The electrical and mechanical engineering services provider said it had appointed Kenanga Investment Bank Bhd for the issuance, which comprises redeemable convertible commercial papers and/or redeemable convertible medium term notes (MTN).

YFG also entered into a conditional subscription agreement (subscription agreement) with Advance Opportunities Fund and Advance Capital Partners Pte Ltd, for the subscription to the notes issued.

As at March 31, YFG had accumulated losses of RM34.23 million.

Over the past year, YFG had proposed several measures to revive its financial health.

It had on April 13 proposed to reduce its par value which involved the cancellation of eight sen of the par value of every existing share of 10 sen in YFG to pare down its accumulated losses.

"Based on the above, the proposed par value reduction would give rise to a credit of between RM48.73 million under the Minimum Scenario and RM85.14 million under the Maximum Scenario, which will be utilised to set-off against the accumulated losses of the company.

"The remaining balance will be credited to the capital reserves of the company which may be utilised in such manner as the board deems fit and as permitted by the relevant and applicable laws," it added.

On Nov 12 last year, YFG also has proposed a private placement of up to 9.7 million new shares to raise RM9.7 million.
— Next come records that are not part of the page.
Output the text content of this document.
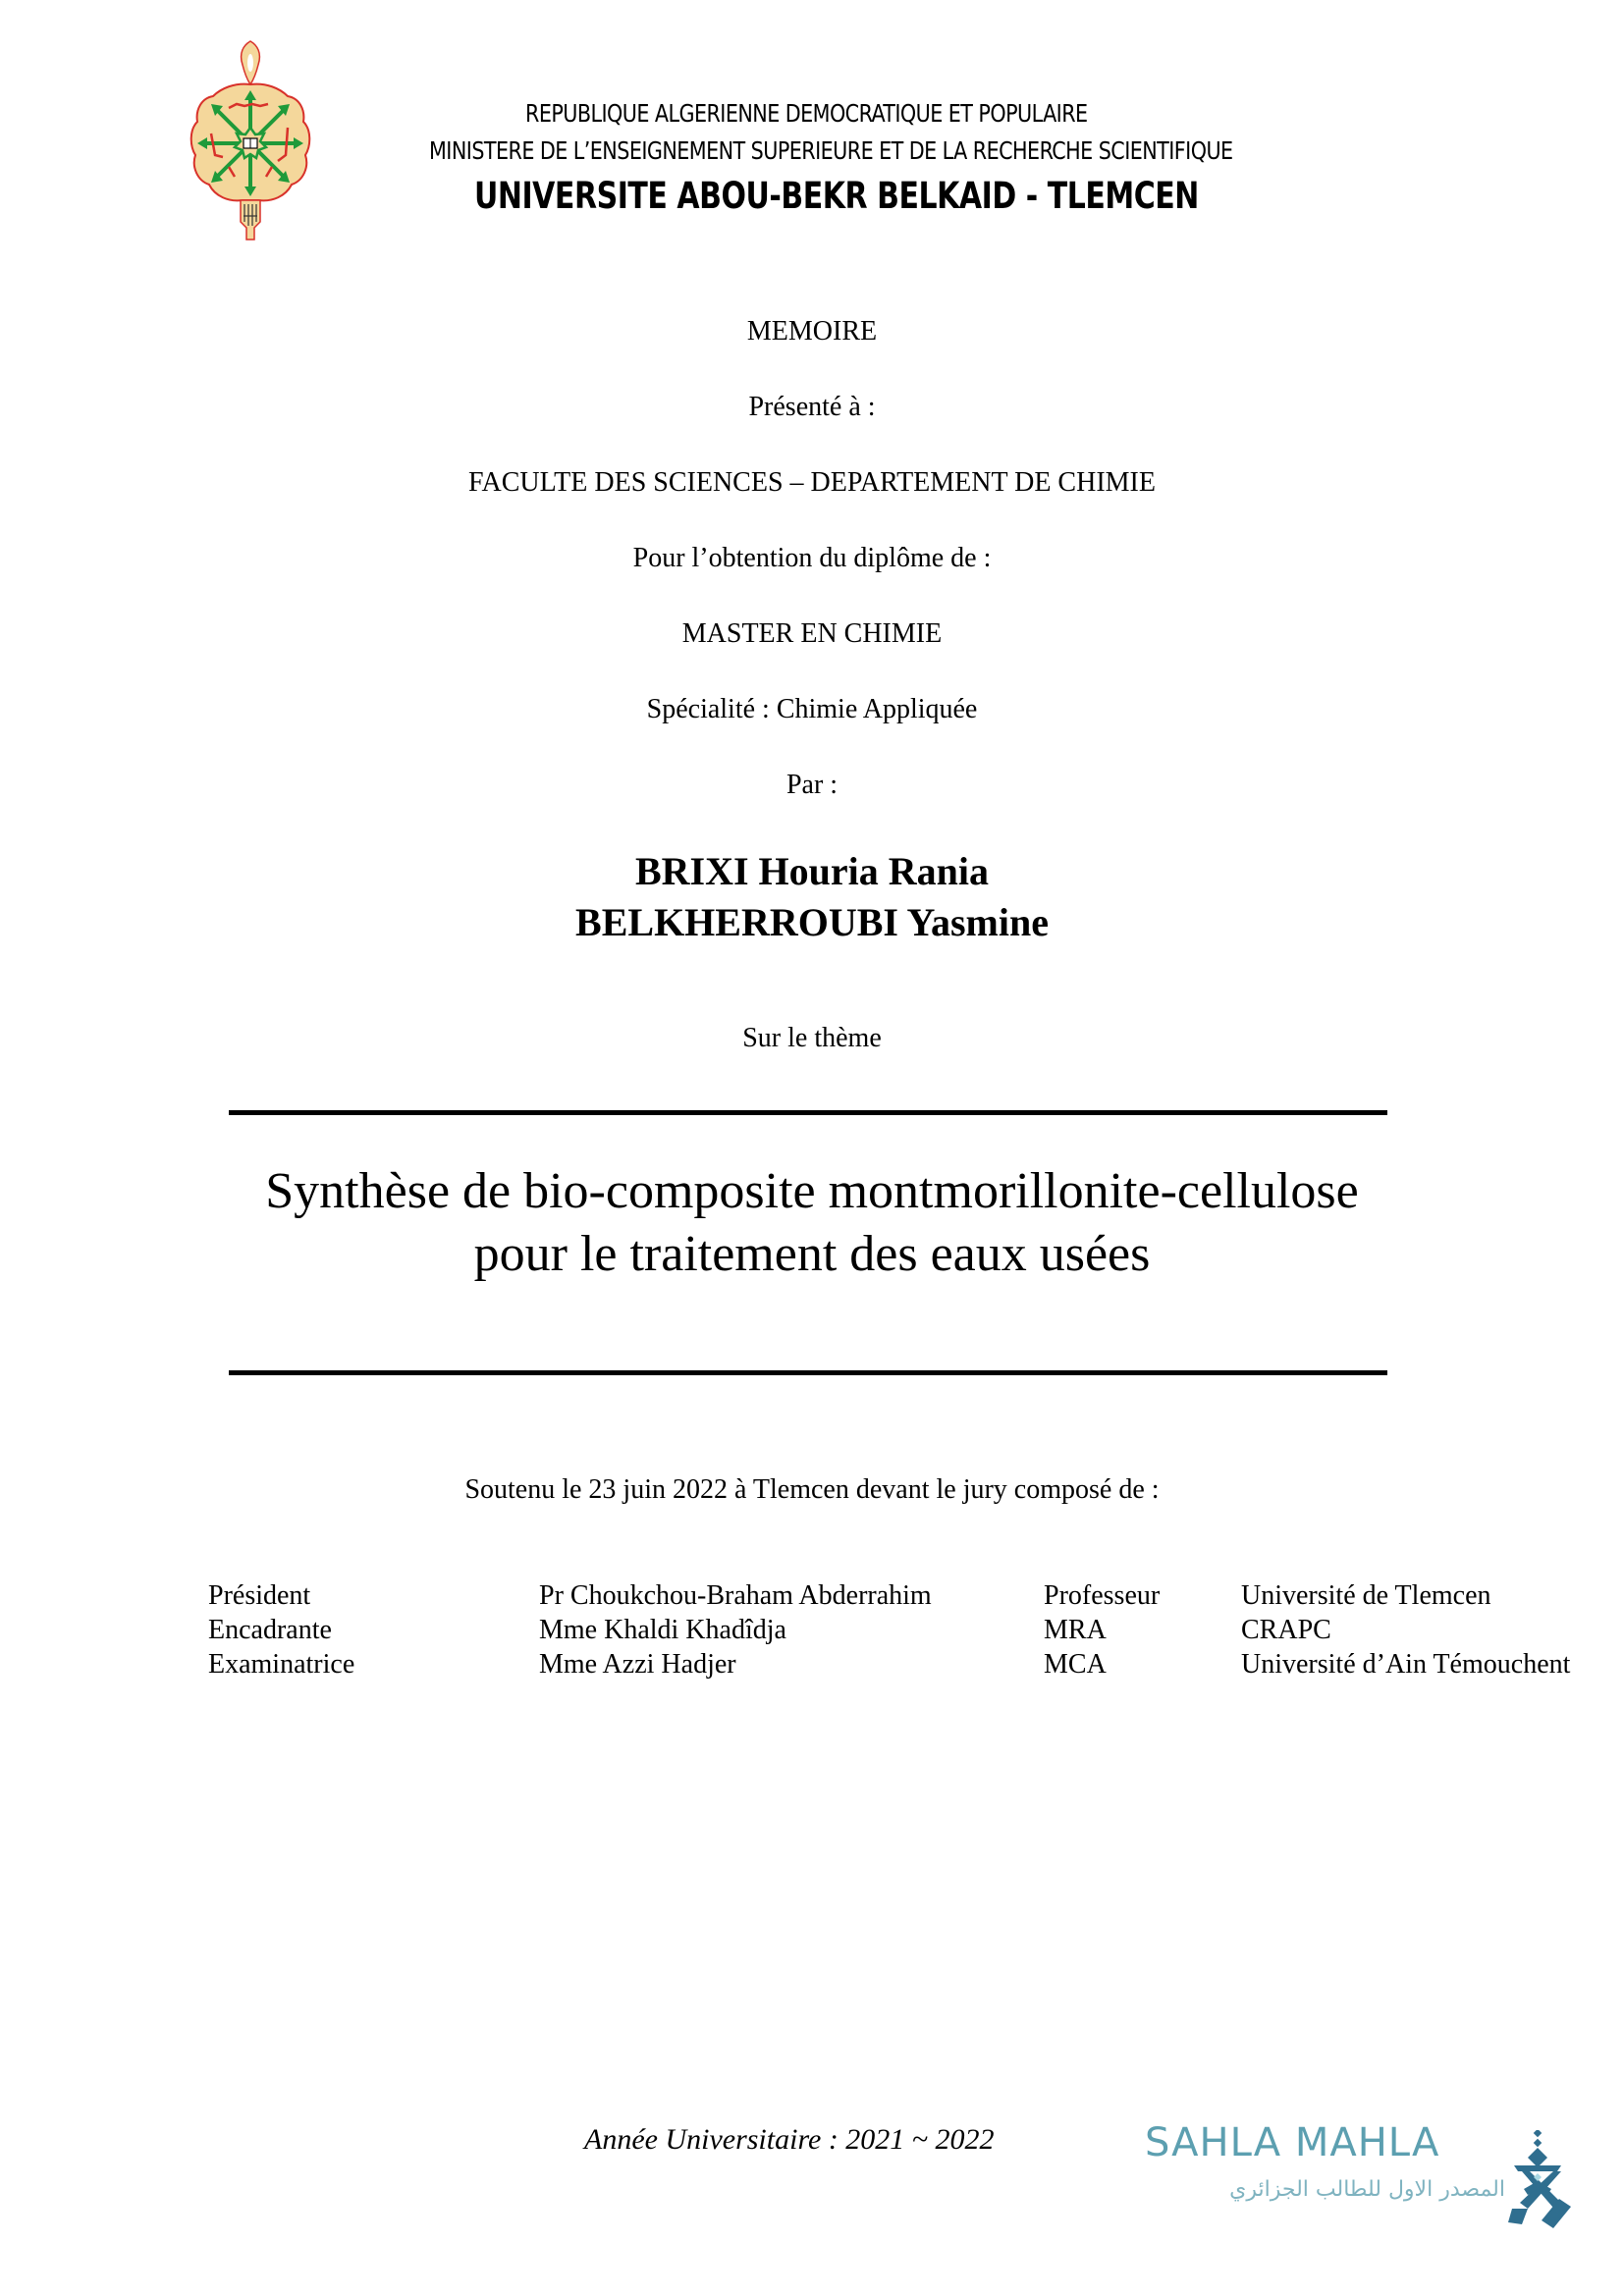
REPUBLIQUE ALGERIENNE DEMOCRATIQUE ET POPULAIRE
MINISTERE DE L’ENSEIGNEMENT SUPERIEURE ET DE LA RECHERCHE SCIENTIFIQUE
UNIVERSITE ABOU-BEKR BELKAID - TLEMCEN
MEMOIRE
Présenté à :
FACULTE DES SCIENCES – DEPARTEMENT DE CHIMIE
Pour l’obtention du diplôme de :
MASTER EN CHIMIE
Spécialité : Chimie Appliquée
Par :
BRIXI Houria Rania
BELKHERROUBI Yasmine
Sur le thème
Synthèse de bio-composite montmorillonite-cellulose
pour le traitement des eaux usées
Soutenu le 23 juin 2022 à Tlemcen devant le jury composé de :
Président	Pr Choukchou-Braham Abderrahim	Professeur	Université de Tlemcen
Encadrante	Mme Khaldi Khadîdja	MRA	CRAPC
Examinatrice	Mme Azzi Hadjer	MCA	Université d’Ain Témouchent
Année Universitaire : 2021 ~ 2022	SAHLA MAHLA
المصدر الاول للطالب الجزائري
According to the filing to Bursa Malaysia, it said the shares would be placed out to investors the company had yet to identify.

(Notes: The Edge Research's fundamental score reflects a company's profitability and balance sheet strength, calculated based on historical numbers. The valuation score determines if a stock is attractively valued or not, also based on historical numbers. A score of 3 suggests strong fundamentals and attractive valuations.)